- Court: Divisional court (England and Wales)
- Full case name: Regina v. (usually spoken as The Crown and or against) Vincent Martel Fagan
- Decided: 31 July 1968
- Citation: [1969] 1 QB 439, [1968] 3 All ER 442, [1968] 3 WLR 1120, 52 Cr App R 700

Case history
- Prior action: Conviction by Willesden magistrates in 1967, upheld in Middlesex Quarter Sessions

Court membership
- Judges sitting: Lord Parker C.J., James J, Bridge J

Case opinions
- Per curiam (unanimously): Mens rea and actus rea must coincide in time to establish guilt in most offences, including all forms of assault, battery and offences against the person, however realisation that a battery is ongoing will render the omission to act to remove that battery being inflicted a conscious battery, being sufficient concurrence.

Keywords
- causation; concurrence; deliberate omission to act to cease harm being inadvertently inflicted at outset;

= Fagan v Metropolitan Police Commissioner =

English criminal law case

Fagan v Metropolitan Police Commissioner (1968) is a leading case that confirms the need for concurrence (or coincidence) of actus reus (Latin for "guilty act") and mens rea (Latin for "guilty mind") in most offences of the criminal law of England and Wales. It also advises realisation that a battery is ongoing will render the omission to act to remove that battery being inflicted a conscious battery, being sufficient concurrence.

==Facts==
The defendant, Mr. Fagan, was in his car when a police officer approached him and told him to move his car. In accordance with the directions, Fagan backed his car up, accidentally rolling it onto the foot of the officer. When the officer yelled at him to move his car off his foot, he replied, "Fuck you, you can wait", and refused to move, which was an act of defiance.

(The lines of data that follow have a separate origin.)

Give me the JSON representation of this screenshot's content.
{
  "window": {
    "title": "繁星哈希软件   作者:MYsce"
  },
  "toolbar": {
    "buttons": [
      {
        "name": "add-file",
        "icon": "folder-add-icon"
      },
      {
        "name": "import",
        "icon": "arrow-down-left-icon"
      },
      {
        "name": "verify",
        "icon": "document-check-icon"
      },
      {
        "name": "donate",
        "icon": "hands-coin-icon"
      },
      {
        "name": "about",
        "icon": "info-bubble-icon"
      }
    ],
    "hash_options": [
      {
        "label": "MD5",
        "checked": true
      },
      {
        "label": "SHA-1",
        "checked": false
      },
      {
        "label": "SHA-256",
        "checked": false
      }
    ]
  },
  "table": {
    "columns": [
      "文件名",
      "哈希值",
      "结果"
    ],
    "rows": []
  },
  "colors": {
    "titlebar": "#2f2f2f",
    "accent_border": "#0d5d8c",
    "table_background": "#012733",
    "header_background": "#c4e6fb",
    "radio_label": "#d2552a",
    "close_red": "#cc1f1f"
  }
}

At trial, Fagan was convicted of "assaulting a constable in execution of his duties". Fagan appealed on the grounds that there can be no offence in omitting to act and that the act of driving onto the constable's foot was done completely by accident so there was no mens rea.

==Judgment==
The Divisional Court agreed that assault cannot be committed by an omission. However, in this case, the crime was not an omission to move the car; rather, it constituted a continual act of battery. The offence was not complete until the moment Fagan realised that he had driven onto the foot of the officer and, in deciding not to cease this continuous act, formed an intent amounting to the mens rea for common assault. Since both mens rea and actus reus were present, an assault had been committed, and Fagan's conviction was upheld.